Park It!
Hopefully you voted in the mid-term elections? Salt Lake City folk passed a $85 mil bond to fund more parks and trail projects which will cost the average homeowner @$54 per year for 20 years beginning in 2024.
The biggest project to be funded will be the Glendale Regional Park which will convert the former 1700 South Raging Waters Park into a new 17-acre park-the first for the City’s forgotten west side. The attraction of a giant wave pool and water slides (at times called Wild Wave and Seven Peaks) fell into disrepair and shut down in 2018. The new plan includes community gathering spaces, trails, an overlook, playgrounds, and sport courts; addition of unique elements of surrounding neighborhoods’ identities and histories, increasing elements of placemaking based on community input and desires, and adding multilingual identity and wayfinding signage. Salt Lake City itself could have used some of those funds to update the wayfinding signs from the Olympics that are outdated and faded around downtown.
Other items the bond will fund include completion of the Folsom Trail where there is one section from 1000 West to the Jordan River Parkway, a new park in Granary District , plantings along the Jordan River Corridor to help improve air and water quality, improvements to parks in all City Council districts, replacement of the well-worn but actively used ‘Rotary Playground’ area of the Northwest area of Liberty Park, improvements to Fairmont Park including enhanced public access and hopefully new uses of the Boy’s and Girls Club tennis courts, and landscape and preservation improvements to historic Allen Park across from Westminster College.

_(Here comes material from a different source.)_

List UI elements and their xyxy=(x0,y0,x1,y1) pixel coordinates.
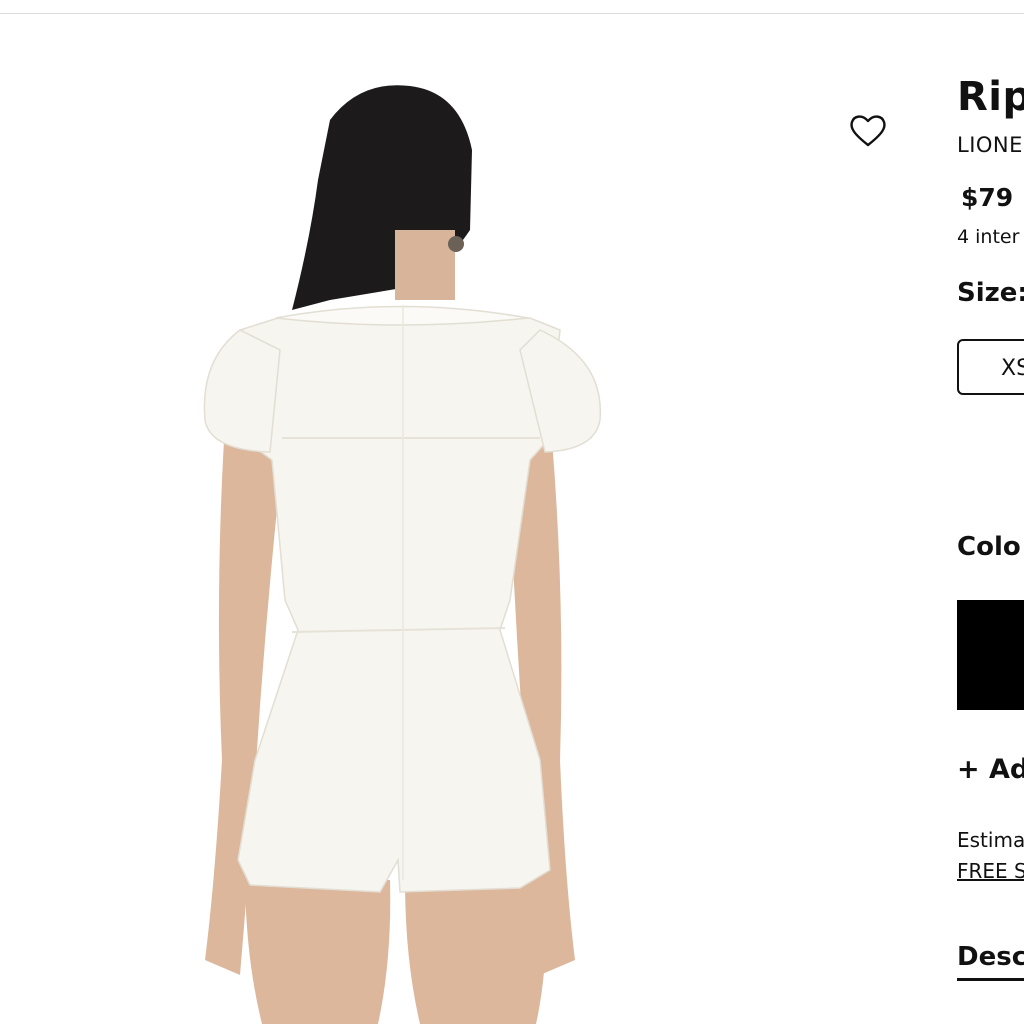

The City has surveyed residents about public lands and found that residents were using parks more because of Covid-19, and with the anticipated growth we’ll be seeing it’s important to always include greenspace in the overall development of the City. I sat on a charrette about our parks several years ago when I served as a volunteer Planning and Zoning Commissioner for the City. One expert who came in to lead the discussion mentioned that he really didn’t think the capitol city or the valley needed more parks because you could be in the mountains here in 15-30 minutes. Currently there are 103 parks and numerous trails throughout the Salt Lake Valley.
The first park here was Liberty Park, established in 1882. It is second in size to Sugar House Park. That park came as a result of the state Legislature passing a statue in 1947 setting aside the old state prison site as a state park. That one wasn’t necessarily targeted for any major renovations, but I would have suggested recognizing the fact that when we have snow we have a great sledding hill there but no formal infrastructure to assist sledders like a railing/stairs to use when climbing back up the hill, an ice rink or pickleball courts. I personally think we need a year round area in one of our city parks for roller derby in the summer and hockey in the winter.